Look for incorrect data, risk flags, or a very weak trust score.

Step 5. Submit a stronger appeal

Do not send a vague message.

Clearly explain what you fixed and how you improved trust and transparency.

For a broader walkthrough, read this: Solve Google Merchant Center Misrepresentation Suspension in 7 Ways

 

Final thoughts

If your Google Merchant Center account is suspended for misrepresentation, do not waste time guessing.

This urgent update is simple.

Check your Trustpilot presence. Check your ScamAdviser profile. But do not stop there.

Your real foundation is still your website trust.

That is also why the free Google Merchant Center Fix Sheet should be your next step. It gives you a practical trust and compliance checklist you can work through before your next appeal.

Also review Google Merchant Center Misrepresentation Policy and Google Help. Check if your online store is fully functional so your fixes align with Google’s own guidance.

If you want the full step-by-step framework to fix your Merchant Center suspension, use the Merchant Center Unblock Framework.

 

FAQ

Is the free fix sheet enough to help me start

Yes. The free sheet is a strong starting point because it covers the main trust, policy, footer, product, and checkout checks many stores miss before appealing.

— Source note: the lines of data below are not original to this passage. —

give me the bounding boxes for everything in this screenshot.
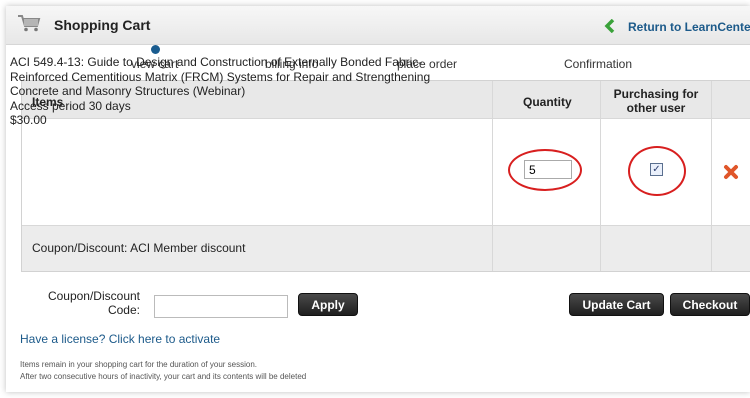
update-cart-button[interactable]: Update Cart: [569, 293, 664, 316]
item-title-line: Concrete and Masonry Structures (Webinar…: [10, 84, 246, 98]
column-divider: [492, 81, 493, 271]
arrow-left-icon: [604, 19, 615, 33]
activate-license-link[interactable]: Have a license? Click here to activate: [20, 332, 220, 346]
item-title-line: ACI 549.4-13: Guide to Design and Constr…: [10, 55, 423, 69]
shopping-cart-icon: [18, 15, 41, 32]
coupon-discount-label: Coupon/Discount: ACI Member discount: [32, 241, 246, 255]
remove-x-icon[interactable]: [723, 164, 739, 180]
purchasing-for-other-user-checkbox[interactable]: ✓: [650, 163, 663, 176]
session-note: Items remain in your shopping cart for t…: [20, 360, 258, 369]
item-description: ACI 549.4-13: Guide to Design and Constr…: [10, 55, 470, 128]
inactivity-note: After two consecutive hours of inactivit…: [20, 372, 307, 381]
coupon-code-input[interactable]: [154, 295, 288, 318]
column-divider: [711, 81, 712, 271]
apply-button[interactable]: Apply: [298, 293, 358, 316]
checkout-button[interactable]: Checkout: [670, 293, 750, 316]
column-divider: [600, 81, 601, 271]
item-title-line: Reinforced Cementitious Matrix (FRCM) Sy…: [10, 69, 431, 84]
return-to-learncenter-link[interactable]: Return to LearnCenter: [628, 20, 750, 34]
active-step-indicator: [151, 45, 160, 54]
coupon-code-label: Coupon/Discount Code:: [47, 289, 140, 317]
item-price: $30.00: [10, 113, 47, 127]
item-access-period: Access period 30 days: [10, 98, 131, 113]
quantity-input[interactable]: [524, 160, 572, 179]
step-confirmation: Confirmation: [564, 57, 633, 71]
purchasing-for-other-user-column-header: Purchasing for other user: [613, 87, 699, 115]
quantity-column-header: Quantity: [523, 95, 572, 109]
page-title: Shopping Cart: [54, 17, 151, 33]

Does Google officially require Trustpilot for Merchant Center approval

No. Google does not publicly list Trustpilot as an official Merchant Center approval requirement. Trustpilot is better treated as a supporting trust signal.

Does Google officially require a ScamAdviser score of 70 or higher

No public Google source says that. A low ScamAdviser score can still be worth checking, but it should not be presented as an official Google rule.

What is the fastest first step if I get a misrepresentation suspension

The fastest first step is fixing your website trust and working through the free fix sheet before sending a new appeal.

Why do stores keep getting rejected after appeals

Because many stores only fix one small thing. Misrepresentation problems often come from multiple weak trust signals together. The best approach is to fix the full store trust structure, not just one page.